How denormalization works in a column data store
Denormalized data models provide increased performance and ease of use. Most documentation about denormalization is taken from the view of the row-based data store, not the column-based data store. Row-based data store environments may encounter negative aspects when using denormalization, such as
– Using more disk space
– Being required to maintain the same data in more than one table
– More expensive secondary processing to create the denormalized layout
– Running the risk that the data can get “out of sync”
– Index bloating
Row-based database vendors also suggest having the normalized or third-normal form first, which means having to maintain two different data models. Normalization in a relational database is a suggested approach to structuring information in order to avoid redundancy and inconsistency, and to promote efficient maintenance, storage, and updating. Why do they feel this way? Let’s look at a simple data model with one dimension and one fact table.

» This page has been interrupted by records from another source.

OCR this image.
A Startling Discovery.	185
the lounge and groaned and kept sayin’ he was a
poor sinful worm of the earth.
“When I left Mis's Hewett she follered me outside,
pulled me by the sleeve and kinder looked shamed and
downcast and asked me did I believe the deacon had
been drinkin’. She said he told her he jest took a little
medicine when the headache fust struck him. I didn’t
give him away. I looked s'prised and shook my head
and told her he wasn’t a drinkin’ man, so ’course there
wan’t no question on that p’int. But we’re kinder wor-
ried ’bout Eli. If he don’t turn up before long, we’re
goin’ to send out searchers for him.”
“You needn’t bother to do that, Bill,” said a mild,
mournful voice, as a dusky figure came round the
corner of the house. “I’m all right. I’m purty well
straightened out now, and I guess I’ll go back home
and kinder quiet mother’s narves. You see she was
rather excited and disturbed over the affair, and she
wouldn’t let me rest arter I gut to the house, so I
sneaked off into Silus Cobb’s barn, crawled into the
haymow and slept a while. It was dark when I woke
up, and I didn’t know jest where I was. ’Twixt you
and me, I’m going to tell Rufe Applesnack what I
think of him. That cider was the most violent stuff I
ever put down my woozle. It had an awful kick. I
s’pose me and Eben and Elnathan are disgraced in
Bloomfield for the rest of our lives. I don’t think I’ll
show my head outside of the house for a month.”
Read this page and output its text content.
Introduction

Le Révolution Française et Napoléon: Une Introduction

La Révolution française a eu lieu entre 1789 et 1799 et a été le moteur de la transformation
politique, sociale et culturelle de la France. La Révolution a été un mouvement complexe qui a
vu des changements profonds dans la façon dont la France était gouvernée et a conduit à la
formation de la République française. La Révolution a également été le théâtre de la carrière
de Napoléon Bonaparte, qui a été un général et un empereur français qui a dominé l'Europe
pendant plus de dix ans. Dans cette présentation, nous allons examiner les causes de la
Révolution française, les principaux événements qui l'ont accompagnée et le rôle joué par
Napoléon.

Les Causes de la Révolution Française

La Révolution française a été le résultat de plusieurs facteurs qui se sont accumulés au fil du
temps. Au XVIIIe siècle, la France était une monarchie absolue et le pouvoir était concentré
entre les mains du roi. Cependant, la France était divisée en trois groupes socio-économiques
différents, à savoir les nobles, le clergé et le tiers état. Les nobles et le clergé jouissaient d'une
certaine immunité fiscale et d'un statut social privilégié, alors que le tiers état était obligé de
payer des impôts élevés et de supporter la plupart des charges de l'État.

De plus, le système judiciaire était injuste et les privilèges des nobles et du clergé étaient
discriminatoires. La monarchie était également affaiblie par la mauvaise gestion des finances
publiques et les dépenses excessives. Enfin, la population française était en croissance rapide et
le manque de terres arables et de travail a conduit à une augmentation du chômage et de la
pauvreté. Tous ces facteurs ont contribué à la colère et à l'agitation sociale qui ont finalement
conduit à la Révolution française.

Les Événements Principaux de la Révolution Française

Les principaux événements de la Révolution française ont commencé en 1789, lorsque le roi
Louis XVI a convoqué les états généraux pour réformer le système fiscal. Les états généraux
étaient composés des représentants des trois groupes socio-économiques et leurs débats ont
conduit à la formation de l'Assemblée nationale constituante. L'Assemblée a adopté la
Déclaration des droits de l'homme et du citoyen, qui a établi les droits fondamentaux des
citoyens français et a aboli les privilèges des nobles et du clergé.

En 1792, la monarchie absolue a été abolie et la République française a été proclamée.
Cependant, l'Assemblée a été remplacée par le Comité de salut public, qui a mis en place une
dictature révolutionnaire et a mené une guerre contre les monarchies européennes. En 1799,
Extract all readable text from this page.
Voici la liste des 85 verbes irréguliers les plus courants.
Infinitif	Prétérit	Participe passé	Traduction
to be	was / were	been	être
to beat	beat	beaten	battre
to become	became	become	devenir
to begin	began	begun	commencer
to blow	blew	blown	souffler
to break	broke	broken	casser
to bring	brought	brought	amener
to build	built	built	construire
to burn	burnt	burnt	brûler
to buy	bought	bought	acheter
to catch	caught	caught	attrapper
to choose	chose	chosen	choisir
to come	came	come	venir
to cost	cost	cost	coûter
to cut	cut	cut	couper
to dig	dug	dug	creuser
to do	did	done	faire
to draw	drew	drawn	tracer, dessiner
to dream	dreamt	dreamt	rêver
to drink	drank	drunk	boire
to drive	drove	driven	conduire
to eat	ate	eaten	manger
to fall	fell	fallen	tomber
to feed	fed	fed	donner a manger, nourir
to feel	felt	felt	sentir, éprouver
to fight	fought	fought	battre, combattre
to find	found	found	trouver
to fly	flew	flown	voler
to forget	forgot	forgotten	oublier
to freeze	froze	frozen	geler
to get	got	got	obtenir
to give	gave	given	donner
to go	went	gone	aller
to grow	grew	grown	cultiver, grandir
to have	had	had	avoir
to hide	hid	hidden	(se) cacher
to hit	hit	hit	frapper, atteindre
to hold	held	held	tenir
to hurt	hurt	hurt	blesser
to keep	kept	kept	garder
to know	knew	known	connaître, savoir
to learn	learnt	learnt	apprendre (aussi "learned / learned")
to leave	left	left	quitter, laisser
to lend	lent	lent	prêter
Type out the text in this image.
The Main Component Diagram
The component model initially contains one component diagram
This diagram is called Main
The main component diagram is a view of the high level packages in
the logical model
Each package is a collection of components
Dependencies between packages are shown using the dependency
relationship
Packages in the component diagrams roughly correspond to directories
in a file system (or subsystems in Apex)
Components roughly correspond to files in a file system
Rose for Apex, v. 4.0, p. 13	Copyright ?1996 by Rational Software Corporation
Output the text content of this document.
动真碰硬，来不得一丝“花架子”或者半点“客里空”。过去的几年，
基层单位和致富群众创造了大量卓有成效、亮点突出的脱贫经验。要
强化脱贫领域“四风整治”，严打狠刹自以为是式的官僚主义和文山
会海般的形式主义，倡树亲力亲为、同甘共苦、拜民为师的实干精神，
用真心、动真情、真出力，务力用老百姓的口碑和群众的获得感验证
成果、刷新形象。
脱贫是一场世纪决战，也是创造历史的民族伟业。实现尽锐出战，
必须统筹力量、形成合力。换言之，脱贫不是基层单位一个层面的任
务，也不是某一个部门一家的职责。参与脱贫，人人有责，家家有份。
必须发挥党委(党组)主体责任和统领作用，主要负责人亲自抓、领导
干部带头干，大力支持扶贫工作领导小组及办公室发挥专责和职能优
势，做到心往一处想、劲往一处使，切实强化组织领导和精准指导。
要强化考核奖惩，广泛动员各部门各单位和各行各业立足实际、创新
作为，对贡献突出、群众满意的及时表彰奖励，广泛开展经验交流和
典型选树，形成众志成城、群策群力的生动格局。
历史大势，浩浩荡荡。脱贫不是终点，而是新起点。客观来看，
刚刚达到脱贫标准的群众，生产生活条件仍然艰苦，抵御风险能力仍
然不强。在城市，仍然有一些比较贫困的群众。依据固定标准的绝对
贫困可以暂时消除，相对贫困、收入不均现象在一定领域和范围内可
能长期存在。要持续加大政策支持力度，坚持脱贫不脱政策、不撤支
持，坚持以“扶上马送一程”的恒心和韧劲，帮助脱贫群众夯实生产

By keeping the customer information data separated, its table will not require updating as frequently, since customer demographics do not change very often and new customers do not appear as often as purchases. As well, as new purchases are entered, less data needs to be managed in the database. There is also additional ID information (or Keys) to link the two tables and apply referential integrity. Now let’s see what it looks like from a denormalized standpoint.
As you can see, the customer information is repeated multiple times. If there were millions of transactions, this could add up to a lot of redundant data. However, column-based data stores get around this issue and most of the other complaints made from the row-based alternatives.
###Column-based, tokenized, bit-array encoded
First, by storing only the columns they do not store redundant data. This also means that column-based stores should not encounter significant index bloating as the bitmap vectors will compress at higher percentages as the data redundancy increases. Second, the reduced data volumes improve I/O operations such as inserts and updates. As well, if an insert or update into a field already contains that value, then only the associated mapping requires updating. As you can see above, the same information is stored in both forms, and so with proper field-naming conventions, there is no immediate need for a normalized model in an analytical database. In addition, extra key fields that are created primarily to improve join conditions can be removed. Of course, the most important performance gain is on the query side. The primary performance gain is the removal of expensive joins. End users can now look at a single wide list of fields and choose the ones they need, while the database only has to deal with the columns mentioned in the query and not all of the fields contained in every table mentioned in the query.
###Denomalized tables are not aggregate or summary tables
On a side note, denormalization is often confused with aggregate or summary tables. Denormalization is the merging of the data from multiple tables into a single wide view of the fields. Aggregate tables may still be used to improve performance of frequently executed queries, such as summing up the Purchase_Amount by customer. Aggregation or summary tables may be covered in a later blog.